Understanding genotype–phenotype correlations is useful for the clinical management of (A)FAP families [810], but the relationships between the locations of the APC mutations and certain extracolonic manifestations are still not fully delineated, and as more patients are diagnosed with (A)FAP, a broader range of extracolonic manifestations has come to be recognized in this group. For our sample set the extracolonic manifestations were rarely reported, so the only statistically significant correlation we could demonstrate was the association between the age of disease onset and the location of the APC mutation in the codon 1200–1400 region, which is in agreement with several previous reports [46, 60, 8487].

The inherent variability of the (A)FAP phenotype and also the overlap between APC- and MUTYH-linked phenotypes (that is, MUTYH mutations can be associated with classical FAP features) necessitate a more comprehensive approach for FAP screening to increase mutation detection yield. A combined analysis of the two genes with techniques allowing for the detection of both point mutations and large genomic alterations is needed for the exhaustive mutation testing of both classical FAP and attenuated FAP cases [13, 88, 89].

Finally, our patient series includes 17 families with no germline APC or MUTYH mutation detected, although ten of them belong to the classical FAP group with profuse polyposis. In these cases the age of disease onset was significantly older than that of the APC mutation carriers (34.5 vs. 26.7 years, p = 0.018), and almost 10 years younger than those with biallelic MUTYH mutations (44 years).

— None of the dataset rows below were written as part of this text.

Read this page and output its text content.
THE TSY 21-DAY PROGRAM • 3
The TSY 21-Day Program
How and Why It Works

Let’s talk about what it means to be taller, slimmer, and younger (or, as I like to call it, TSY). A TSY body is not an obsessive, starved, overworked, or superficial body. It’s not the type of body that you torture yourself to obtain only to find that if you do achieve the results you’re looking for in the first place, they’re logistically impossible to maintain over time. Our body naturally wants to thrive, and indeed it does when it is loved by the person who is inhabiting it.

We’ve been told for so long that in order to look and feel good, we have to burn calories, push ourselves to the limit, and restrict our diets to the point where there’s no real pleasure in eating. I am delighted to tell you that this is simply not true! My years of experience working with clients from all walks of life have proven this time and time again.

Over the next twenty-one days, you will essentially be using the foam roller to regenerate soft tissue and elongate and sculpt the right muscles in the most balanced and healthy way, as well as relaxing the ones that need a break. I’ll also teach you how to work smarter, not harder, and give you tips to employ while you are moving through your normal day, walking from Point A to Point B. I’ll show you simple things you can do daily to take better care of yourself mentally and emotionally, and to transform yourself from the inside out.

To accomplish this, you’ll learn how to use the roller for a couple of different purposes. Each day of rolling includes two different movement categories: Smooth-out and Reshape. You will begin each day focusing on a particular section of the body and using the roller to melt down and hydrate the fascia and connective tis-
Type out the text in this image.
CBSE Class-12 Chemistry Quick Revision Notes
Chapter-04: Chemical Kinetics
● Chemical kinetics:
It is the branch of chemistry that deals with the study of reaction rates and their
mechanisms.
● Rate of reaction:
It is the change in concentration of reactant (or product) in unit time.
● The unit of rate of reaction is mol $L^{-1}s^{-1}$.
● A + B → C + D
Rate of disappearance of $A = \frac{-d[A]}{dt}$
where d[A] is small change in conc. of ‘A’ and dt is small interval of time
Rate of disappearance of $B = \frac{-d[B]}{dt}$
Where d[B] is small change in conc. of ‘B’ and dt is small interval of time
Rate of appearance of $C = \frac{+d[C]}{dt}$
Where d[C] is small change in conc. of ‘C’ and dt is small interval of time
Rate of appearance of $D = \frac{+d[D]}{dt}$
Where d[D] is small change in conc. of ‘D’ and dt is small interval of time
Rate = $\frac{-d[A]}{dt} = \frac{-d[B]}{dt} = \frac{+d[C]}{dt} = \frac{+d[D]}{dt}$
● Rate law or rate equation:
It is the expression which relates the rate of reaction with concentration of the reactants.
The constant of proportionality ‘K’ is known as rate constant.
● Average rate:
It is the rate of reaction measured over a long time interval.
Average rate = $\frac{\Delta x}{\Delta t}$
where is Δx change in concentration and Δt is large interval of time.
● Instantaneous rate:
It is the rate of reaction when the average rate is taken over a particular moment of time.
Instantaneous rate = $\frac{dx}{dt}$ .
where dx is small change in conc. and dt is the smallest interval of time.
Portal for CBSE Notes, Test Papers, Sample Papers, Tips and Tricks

Since APC/MUTYH-negative cases are noticeably enriched in AFAP patients, while the mutation positive group in classical FAP cases, we also compared age of onset data separately for the FAP and AFAP groups, and found no significant difference between mutation negative and positive cases (p = 0.18 for the AFAP and p = 0.3 for the FAP group). Mutation negative cases raise the possibility of yet uncovered genetic heterogeneity of FAP, the possible role of other predisposing genes [90, 91], but also the incompleteness of the routinely used mutation screening techniques: ignored, but potentially regulatory regions in introns or even outside the gene boundaries may also contribute to inactivation of a predisposing gene [73, 9296].